Вышневский. Да, дожидайся! У нас общественного мнения нет, мой друг, и быть не может, в том смысле, в каком ты понимаешь. Вот тебе общественное мнение: не пойман – не вор. Какое дело обществу, на какие доходы ты живешь, лишь бы ты жил прилично и вел себя, как следует порядочному человеку. Ну, а если ты будешь ходить без сапог и читать всем мораль, так уж извини, если тебя не примут в порядочных домах и будут говорить о тебе как о пустом и даже о вредном человеке. Я служил в губернских городах: там короче знают друг друга, чем в столицах; знают, что каждый имеет, чем живет, следовательно, легче может составиться общественное мнение. Нет, люди – везде люди. И там смеялись при мне над одним чиновником, который жил только на жалованье с большой семьей, и говорили по городу, что он сам себе шьет сюртуки; и там весь город уважал первейшего взяточника за то, что он жил открыто и у него по два раза в неделю бывали вечера.

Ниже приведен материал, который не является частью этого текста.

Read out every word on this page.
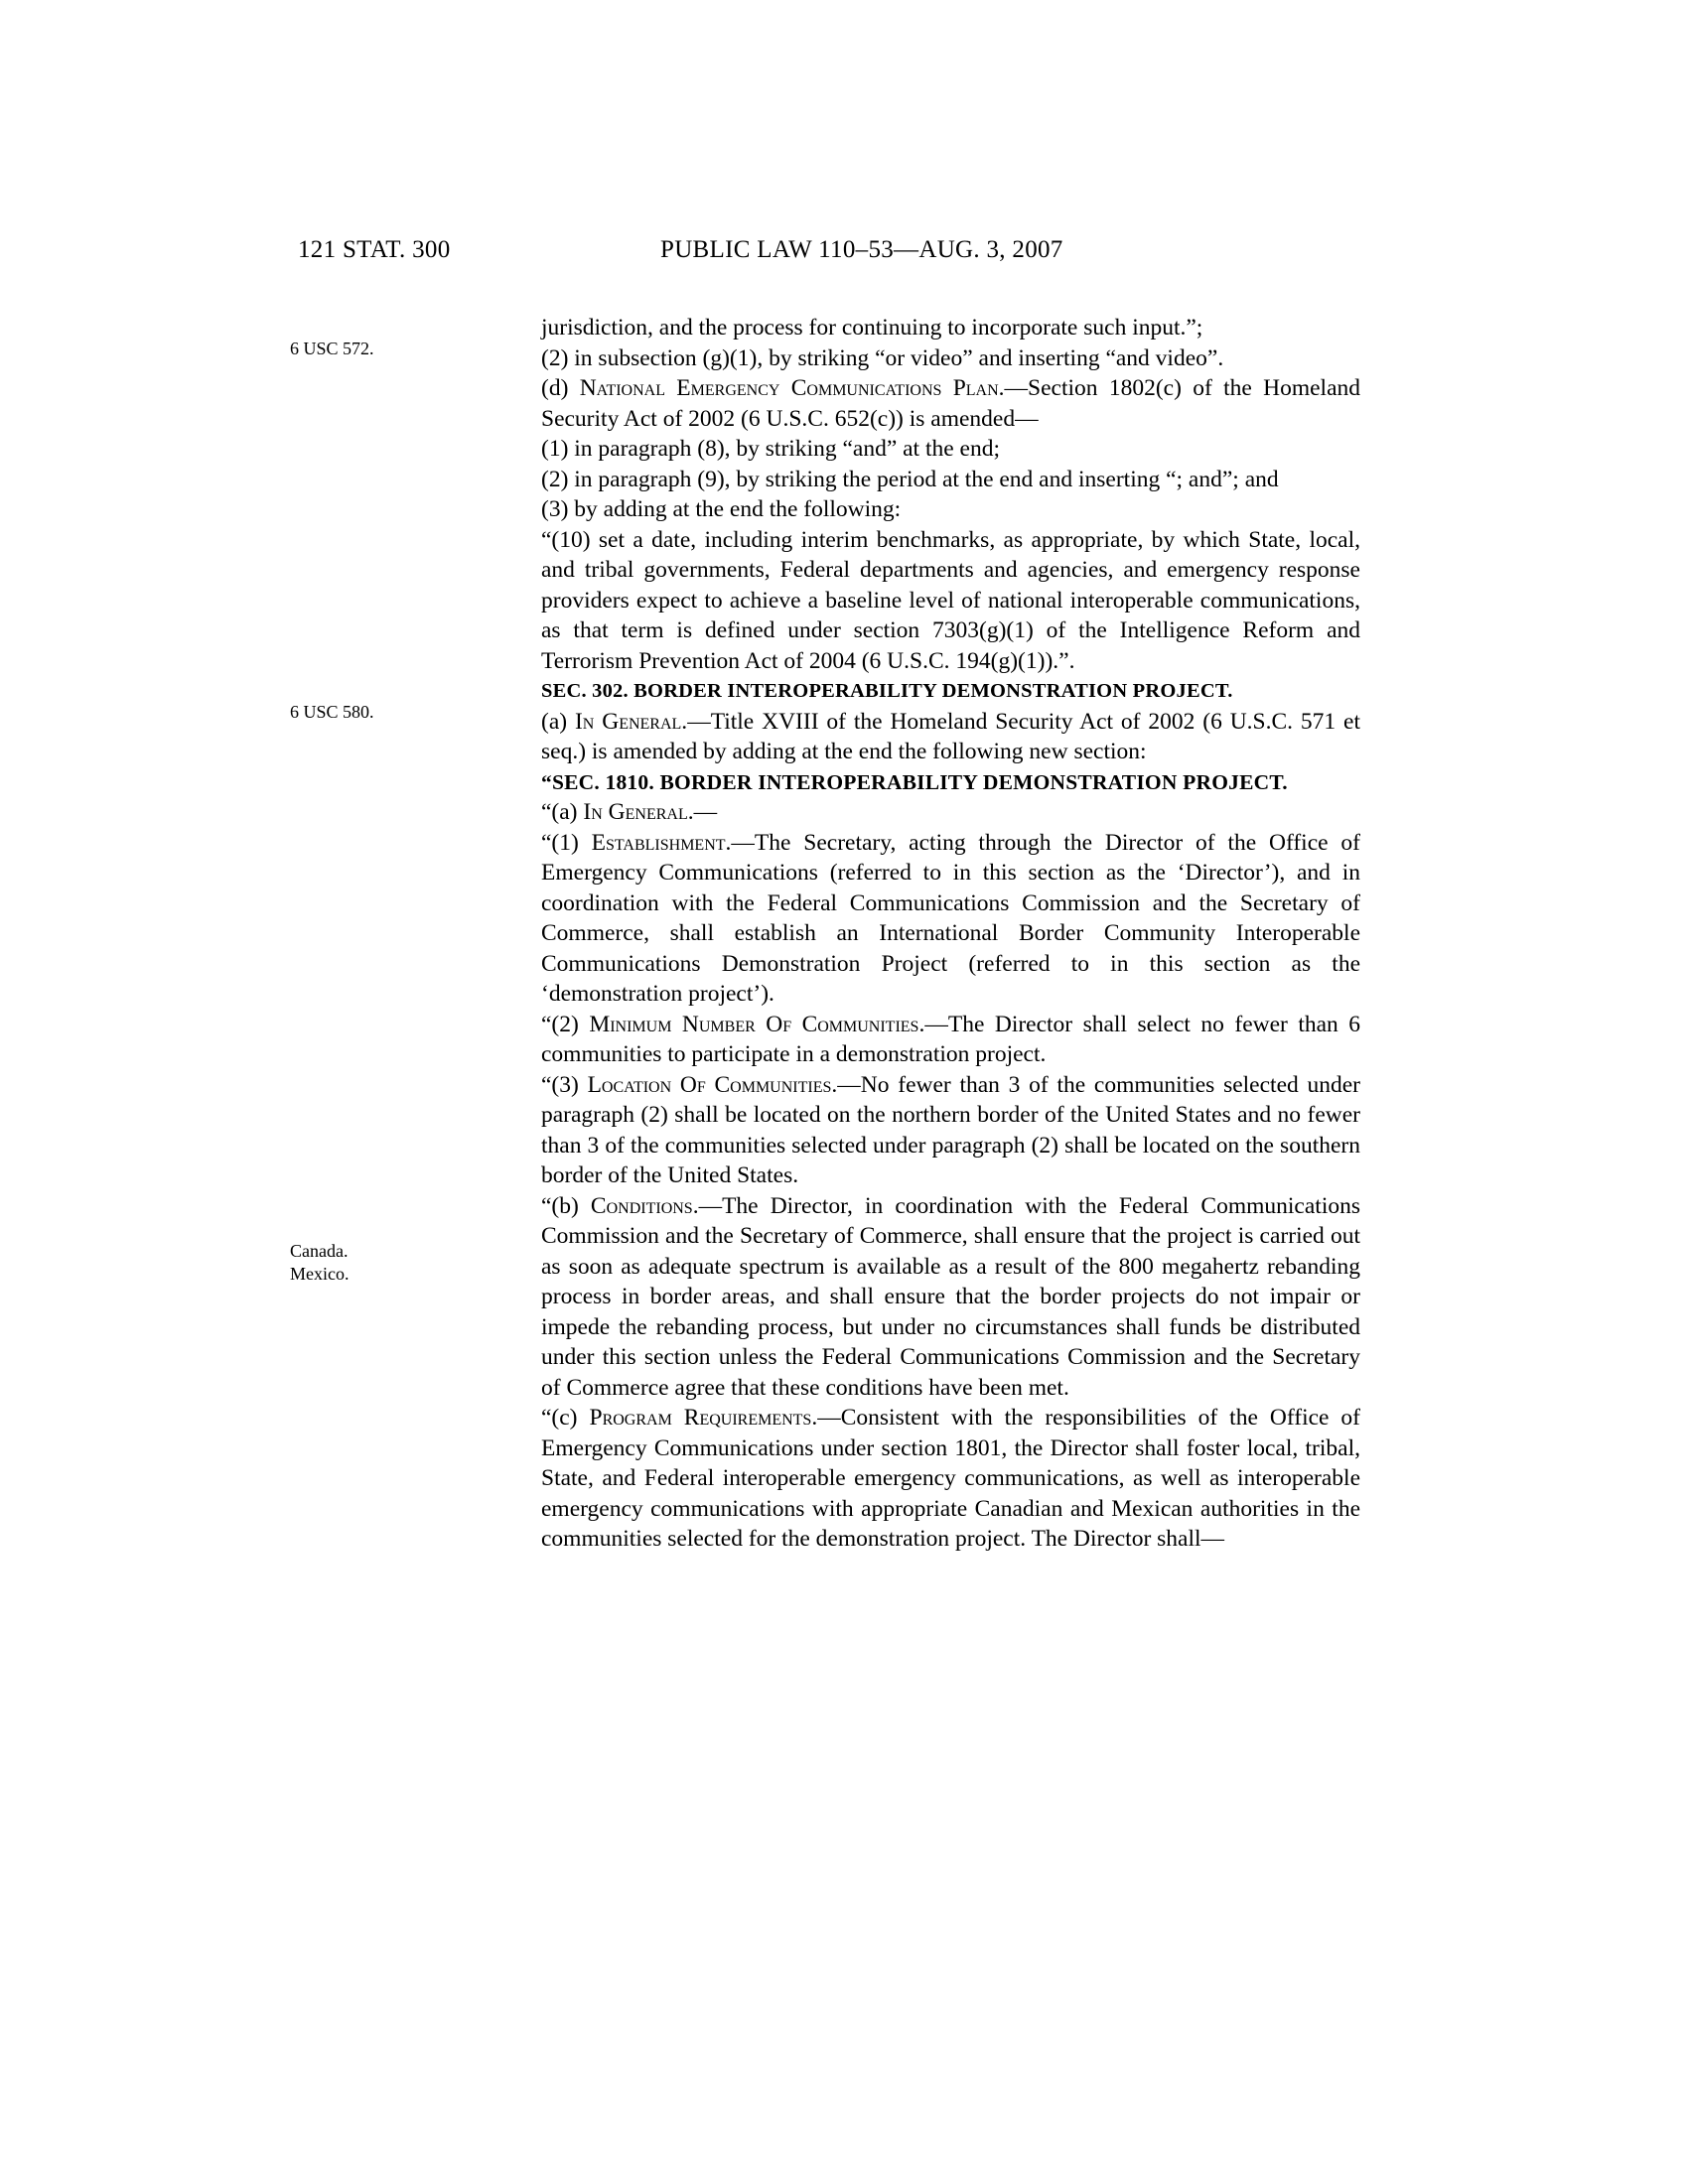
121 STAT. 300	PUBLIC LAW 110–53—AUG. 3, 2007
6 USC 572.
6 USC 580.
Canada.
Mexico.

jurisdiction, and the process for continuing to incorporate such input.”;

(2) in subsection (g)(1), by striking “or video” and inserting “and video”.

(d) National Emergency Communications Plan.—Section 1802(c) of the Homeland Security Act of 2002 (6 U.S.C. 652(c)) is amended—

(1) in paragraph (8), by striking “and” at the end;

(2) in paragraph (9), by striking the period at the end and inserting “; and”; and

(3) by adding at the end the following:

“(10) set a date, including interim benchmarks, as appropriate, by which State, local, and tribal governments, Federal departments and agencies, and emergency response providers expect to achieve a baseline level of national interoperable communications, as that term is defined under section 7303(g)(1) of the Intelligence Reform and Terrorism Prevention Act of 2004 (6 U.S.C. 194(g)(1)).”.

SEC. 302. BORDER INTEROPERABILITY DEMONSTRATION PROJECT.

(a) In General.—Title XVIII of the Homeland Security Act of 2002 (6 U.S.C. 571 et seq.) is amended by adding at the end the following new section:

“SEC. 1810. BORDER INTEROPERABILITY DEMONSTRATION PROJECT.

“(a) In General.—

“(1) Establishment.—The Secretary, acting through the Director of the Office of Emergency Communications (referred to in this section as the ‘Director’), and in coordination with the Federal Communications Commission and the Secretary of Commerce, shall establish an International Border Community Interoperable Communications Demonstration Project (referred to in this section as the ‘demonstration project’).

“(2) Minimum Number Of Communities.—The Director shall select no fewer than 6 communities to participate in a demonstration project.

“(3) Location Of Communities.—No fewer than 3 of the communities selected under paragraph (2) shall be located on the northern border of the United States and no fewer than 3 of the communities selected under paragraph (2) shall be located on the southern border of the United States.

“(b) Conditions.—The Director, in coordination with the Federal Communications Commission and the Secretary of Commerce, shall ensure that the project is carried out as soon as adequate spectrum is available as a result of the 800 megahertz rebanding process in border areas, and shall ensure that the border projects do not impair or impede the rebanding process, but under no circumstances shall funds be distributed under this section unless the Federal Communications Commission and the Secretary of Commerce agree that these conditions have been met.

“(c) Program Requirements.—Consistent with the responsibilities of the Office of Emergency Communications under section 1801, the Director shall foster local, tribal, State, and Federal interoperable emergency communications, as well as interoperable emergency communications with appropriate Canadian and Mexican authorities in the communities selected for the demonstration project. The Director shall—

Жадов. Неужели это правда?

Вышневский. Поживи, так узнаешь. Пойдем, Аким Акимыч. (Встает.)

Жадов. Дядюшка!

Вышневский. Что такое?

Жадов. Получаю очень мало жалованья, мне нечем жить. Теперь есть ваканция, – позвольте мне занять ее, я женюсь…

Вышневский. Гм… Для этого места нужно мне не женатого, а способного человека… Я не могу, по совести, дать тебе больше жалованья: во-первых, ты его не стоишь, а во-вторых – ты мой родственник, сочтут лицеприятием.

Жадов. Как вам угодно. Буду жить на те средства, какие имею.

Вышневский. Да вот еще, мой милый! Скажу тебе, один раз навсегда: мне твой разговор не нравится, выраженья твои резки и непочтительны, и я не вижу никакой надобности для тебя расстроиваться. Не думай, чтобы я считал твои мнения оскорбительными – это слишком много чести для тебя, я просто считаю их глупыми. И потому все мои отношения к тебе, кроме начальнических, ты можешь считать совершенно конченными.

 

Жадов. Так я перейду лучше в другое место.

Вышневский. Сделай милость. (Уходит.)

Явление десятое

Жадов и Юсов.

Юсов (глядя ему в глаза). Ха, ха, ха, ха…

Жадов. Чему вы смеетесь?

Юсов. Ха, ха, ха… Да как же не смеяться-то? С кем вы спорите? Ха, ха, ха! Да на что же это похоже?

Жадов. Что же тут смешного?

Юсов. Что ж, дядюшка-то глупее вас? А, глупее? Меньше вас понимает в жизни? Да ведь это курам на смех. Ведь этак вы когда-нибудь уморите со смеху. Помилуйте, пощадите, у меня семейство.

Жадов. Вы этого, Аким Акимыч, не понимаете.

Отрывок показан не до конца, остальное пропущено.